What did Donald Trump do today?
He saw his "Election Integrity Commission" get sued not once but twice, for a total of at least three pending lawsuits against it.
Trump created the commission to find evidence to support his completely unsubstantiated claims that three million or more people voted illegally, and that every single illegal vote was for Hillary Clinton. This would explain away Clinton's 2.9 million-vote lead in the popular vote, a subject that Trump is extremely sensitive about. (In theory, the commission's charge is simply to report on the American voting system. But in an indication of the extent to which its results are pre-determined, even Trump refers to it as the "voter fraud panel.")
Today, the American Civil Liberties Union filed a lawsuit accusing the commission of violating federal open meeting laws. The ACLU suit also holds that the commission, which is populated mostly by Trump loyalists and vote-suppression activists, violates a law requiring that advisory committees be politically balanced and not designed to reach a particular conclusion. In a separate suit, also filed today, the Lawyers' Committee for Civil Rights Under Law made similar claims.

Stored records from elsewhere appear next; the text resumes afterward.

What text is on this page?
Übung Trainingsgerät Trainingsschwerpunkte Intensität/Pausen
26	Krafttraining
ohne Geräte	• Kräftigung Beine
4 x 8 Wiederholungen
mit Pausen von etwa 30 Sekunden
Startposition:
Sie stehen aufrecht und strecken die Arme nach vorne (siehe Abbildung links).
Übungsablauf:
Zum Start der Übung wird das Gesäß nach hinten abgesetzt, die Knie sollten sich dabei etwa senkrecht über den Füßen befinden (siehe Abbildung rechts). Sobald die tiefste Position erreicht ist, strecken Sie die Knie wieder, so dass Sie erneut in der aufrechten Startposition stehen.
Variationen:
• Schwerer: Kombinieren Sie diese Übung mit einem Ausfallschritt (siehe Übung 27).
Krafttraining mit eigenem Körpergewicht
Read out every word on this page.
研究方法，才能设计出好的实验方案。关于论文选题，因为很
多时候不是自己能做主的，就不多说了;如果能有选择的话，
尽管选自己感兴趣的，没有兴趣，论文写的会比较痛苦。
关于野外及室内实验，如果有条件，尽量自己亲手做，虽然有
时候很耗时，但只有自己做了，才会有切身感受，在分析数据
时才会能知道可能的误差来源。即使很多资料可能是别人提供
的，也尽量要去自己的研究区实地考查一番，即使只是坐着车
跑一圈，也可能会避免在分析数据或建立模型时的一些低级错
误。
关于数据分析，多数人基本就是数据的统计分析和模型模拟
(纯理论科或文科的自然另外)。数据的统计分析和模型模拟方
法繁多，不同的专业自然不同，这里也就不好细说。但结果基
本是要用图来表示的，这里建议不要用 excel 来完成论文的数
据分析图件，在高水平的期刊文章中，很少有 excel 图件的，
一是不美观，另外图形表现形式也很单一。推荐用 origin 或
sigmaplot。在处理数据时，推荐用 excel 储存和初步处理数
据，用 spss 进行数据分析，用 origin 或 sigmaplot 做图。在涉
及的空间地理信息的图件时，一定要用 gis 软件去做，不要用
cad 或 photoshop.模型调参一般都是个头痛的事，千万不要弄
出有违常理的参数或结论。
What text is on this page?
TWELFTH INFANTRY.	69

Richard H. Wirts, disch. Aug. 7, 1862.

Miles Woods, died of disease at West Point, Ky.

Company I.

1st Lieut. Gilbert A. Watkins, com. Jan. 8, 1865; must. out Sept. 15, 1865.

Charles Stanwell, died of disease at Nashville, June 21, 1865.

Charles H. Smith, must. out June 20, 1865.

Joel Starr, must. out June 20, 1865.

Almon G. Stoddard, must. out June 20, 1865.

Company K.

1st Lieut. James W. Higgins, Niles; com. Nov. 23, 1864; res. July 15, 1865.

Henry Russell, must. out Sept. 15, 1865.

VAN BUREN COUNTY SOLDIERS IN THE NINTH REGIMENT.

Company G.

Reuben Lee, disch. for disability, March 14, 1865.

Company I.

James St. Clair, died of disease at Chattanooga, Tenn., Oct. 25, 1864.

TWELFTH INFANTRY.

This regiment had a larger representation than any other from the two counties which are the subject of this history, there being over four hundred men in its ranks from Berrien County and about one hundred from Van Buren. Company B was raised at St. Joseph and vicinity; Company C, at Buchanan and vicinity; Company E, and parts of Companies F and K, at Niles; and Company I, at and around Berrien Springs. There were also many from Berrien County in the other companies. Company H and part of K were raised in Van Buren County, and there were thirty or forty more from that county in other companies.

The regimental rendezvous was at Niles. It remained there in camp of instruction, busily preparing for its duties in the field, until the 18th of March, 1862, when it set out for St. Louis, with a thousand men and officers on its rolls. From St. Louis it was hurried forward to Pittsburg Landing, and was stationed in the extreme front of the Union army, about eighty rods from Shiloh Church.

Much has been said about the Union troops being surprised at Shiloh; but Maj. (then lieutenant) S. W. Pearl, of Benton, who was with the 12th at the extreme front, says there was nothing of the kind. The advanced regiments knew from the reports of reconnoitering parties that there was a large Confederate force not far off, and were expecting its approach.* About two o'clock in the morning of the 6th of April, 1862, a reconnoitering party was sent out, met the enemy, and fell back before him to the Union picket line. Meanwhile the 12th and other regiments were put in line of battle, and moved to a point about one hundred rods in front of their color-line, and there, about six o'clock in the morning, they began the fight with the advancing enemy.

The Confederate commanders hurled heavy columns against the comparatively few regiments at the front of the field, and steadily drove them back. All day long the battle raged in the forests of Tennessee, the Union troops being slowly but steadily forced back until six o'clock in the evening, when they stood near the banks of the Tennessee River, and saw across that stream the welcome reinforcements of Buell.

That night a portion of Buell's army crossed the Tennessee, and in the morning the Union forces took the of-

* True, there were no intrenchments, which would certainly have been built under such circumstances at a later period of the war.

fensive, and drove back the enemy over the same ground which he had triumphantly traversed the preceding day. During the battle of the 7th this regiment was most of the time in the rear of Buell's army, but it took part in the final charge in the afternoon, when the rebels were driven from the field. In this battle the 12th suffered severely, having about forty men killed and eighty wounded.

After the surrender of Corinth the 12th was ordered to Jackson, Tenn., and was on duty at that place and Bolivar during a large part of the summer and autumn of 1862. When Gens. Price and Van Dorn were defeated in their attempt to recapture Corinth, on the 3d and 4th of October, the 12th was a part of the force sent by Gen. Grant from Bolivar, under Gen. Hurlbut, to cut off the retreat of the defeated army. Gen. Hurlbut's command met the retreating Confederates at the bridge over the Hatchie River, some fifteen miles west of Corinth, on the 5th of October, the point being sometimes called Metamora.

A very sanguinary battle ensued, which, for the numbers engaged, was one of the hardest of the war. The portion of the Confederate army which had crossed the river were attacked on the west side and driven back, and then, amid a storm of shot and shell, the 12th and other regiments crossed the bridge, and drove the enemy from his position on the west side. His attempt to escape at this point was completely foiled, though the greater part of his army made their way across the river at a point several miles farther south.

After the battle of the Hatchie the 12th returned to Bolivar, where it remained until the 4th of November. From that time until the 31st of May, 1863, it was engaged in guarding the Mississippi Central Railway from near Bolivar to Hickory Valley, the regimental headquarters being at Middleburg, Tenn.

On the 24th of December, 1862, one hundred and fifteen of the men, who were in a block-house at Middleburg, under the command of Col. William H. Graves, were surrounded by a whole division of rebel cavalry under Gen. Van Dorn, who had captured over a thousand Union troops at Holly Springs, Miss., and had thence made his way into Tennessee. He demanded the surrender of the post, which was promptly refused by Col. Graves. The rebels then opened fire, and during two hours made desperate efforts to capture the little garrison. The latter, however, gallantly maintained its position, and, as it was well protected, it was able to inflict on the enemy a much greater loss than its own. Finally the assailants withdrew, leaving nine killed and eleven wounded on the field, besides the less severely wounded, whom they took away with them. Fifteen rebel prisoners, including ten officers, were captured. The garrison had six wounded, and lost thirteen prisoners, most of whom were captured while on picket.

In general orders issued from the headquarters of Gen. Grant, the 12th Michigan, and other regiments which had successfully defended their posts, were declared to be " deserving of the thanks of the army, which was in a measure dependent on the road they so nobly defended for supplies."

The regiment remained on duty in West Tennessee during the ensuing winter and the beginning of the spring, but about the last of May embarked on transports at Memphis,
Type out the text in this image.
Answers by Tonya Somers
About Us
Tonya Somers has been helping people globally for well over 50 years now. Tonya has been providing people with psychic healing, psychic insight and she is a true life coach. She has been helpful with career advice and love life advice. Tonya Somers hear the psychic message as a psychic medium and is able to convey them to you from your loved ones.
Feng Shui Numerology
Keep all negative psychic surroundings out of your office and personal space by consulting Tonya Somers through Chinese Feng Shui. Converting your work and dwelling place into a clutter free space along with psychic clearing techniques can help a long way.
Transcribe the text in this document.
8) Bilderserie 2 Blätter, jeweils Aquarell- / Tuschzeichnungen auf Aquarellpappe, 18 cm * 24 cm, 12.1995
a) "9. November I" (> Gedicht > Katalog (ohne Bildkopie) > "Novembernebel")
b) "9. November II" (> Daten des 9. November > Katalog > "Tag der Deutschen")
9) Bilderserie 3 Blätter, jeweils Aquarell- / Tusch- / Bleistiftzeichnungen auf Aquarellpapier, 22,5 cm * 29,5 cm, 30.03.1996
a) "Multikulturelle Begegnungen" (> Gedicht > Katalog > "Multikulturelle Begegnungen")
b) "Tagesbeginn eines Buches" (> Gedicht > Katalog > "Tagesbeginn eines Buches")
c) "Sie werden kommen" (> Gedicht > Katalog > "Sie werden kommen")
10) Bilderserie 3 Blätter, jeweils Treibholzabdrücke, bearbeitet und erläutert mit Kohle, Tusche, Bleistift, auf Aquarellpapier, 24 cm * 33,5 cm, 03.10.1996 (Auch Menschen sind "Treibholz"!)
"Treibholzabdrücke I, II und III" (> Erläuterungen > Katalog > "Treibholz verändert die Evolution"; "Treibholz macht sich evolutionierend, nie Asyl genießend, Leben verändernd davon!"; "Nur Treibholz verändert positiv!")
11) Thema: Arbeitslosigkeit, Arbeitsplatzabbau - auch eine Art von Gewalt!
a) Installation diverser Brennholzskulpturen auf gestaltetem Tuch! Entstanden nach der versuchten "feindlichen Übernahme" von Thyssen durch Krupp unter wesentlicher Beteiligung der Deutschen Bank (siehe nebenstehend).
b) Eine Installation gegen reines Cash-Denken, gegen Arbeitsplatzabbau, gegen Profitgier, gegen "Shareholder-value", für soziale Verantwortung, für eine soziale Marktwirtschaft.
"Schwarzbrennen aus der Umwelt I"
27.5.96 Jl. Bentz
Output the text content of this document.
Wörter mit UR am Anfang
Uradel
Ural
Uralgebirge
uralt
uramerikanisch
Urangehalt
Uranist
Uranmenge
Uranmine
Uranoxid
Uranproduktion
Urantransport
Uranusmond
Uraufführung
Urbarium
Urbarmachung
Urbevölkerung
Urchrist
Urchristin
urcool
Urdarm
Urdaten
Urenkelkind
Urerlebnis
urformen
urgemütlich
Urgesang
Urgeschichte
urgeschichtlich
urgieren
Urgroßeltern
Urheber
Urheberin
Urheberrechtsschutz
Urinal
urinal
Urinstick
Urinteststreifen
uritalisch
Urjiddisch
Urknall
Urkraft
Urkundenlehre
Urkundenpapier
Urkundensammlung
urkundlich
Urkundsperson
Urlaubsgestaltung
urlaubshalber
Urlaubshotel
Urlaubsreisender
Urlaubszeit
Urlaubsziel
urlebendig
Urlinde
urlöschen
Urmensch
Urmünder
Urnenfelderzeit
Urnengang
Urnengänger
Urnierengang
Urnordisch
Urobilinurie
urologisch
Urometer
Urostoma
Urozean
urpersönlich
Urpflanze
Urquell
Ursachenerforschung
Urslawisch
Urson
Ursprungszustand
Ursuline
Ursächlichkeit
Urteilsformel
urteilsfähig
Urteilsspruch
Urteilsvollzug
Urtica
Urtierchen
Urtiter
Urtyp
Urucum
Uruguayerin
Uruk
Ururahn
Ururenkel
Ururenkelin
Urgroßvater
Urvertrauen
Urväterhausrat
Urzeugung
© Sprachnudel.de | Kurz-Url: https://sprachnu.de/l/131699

The commission was sued last week by the Electronic Privacy Information Center on the grounds that its recent request to states for massive amounts of voter information violated a federal privacy law. Today, the commission put that request on hold pending a ruling from the judge on the restraining order the EPIC lawsuit seeks.
Why is this a bad thing?
- It's bad if a president uses taxpayer money to create a commission to "advise" him of what he wants to hear.
- Presidential commissions shouldn't try to hide their agendas, especially when the law requires them to be transparent about it.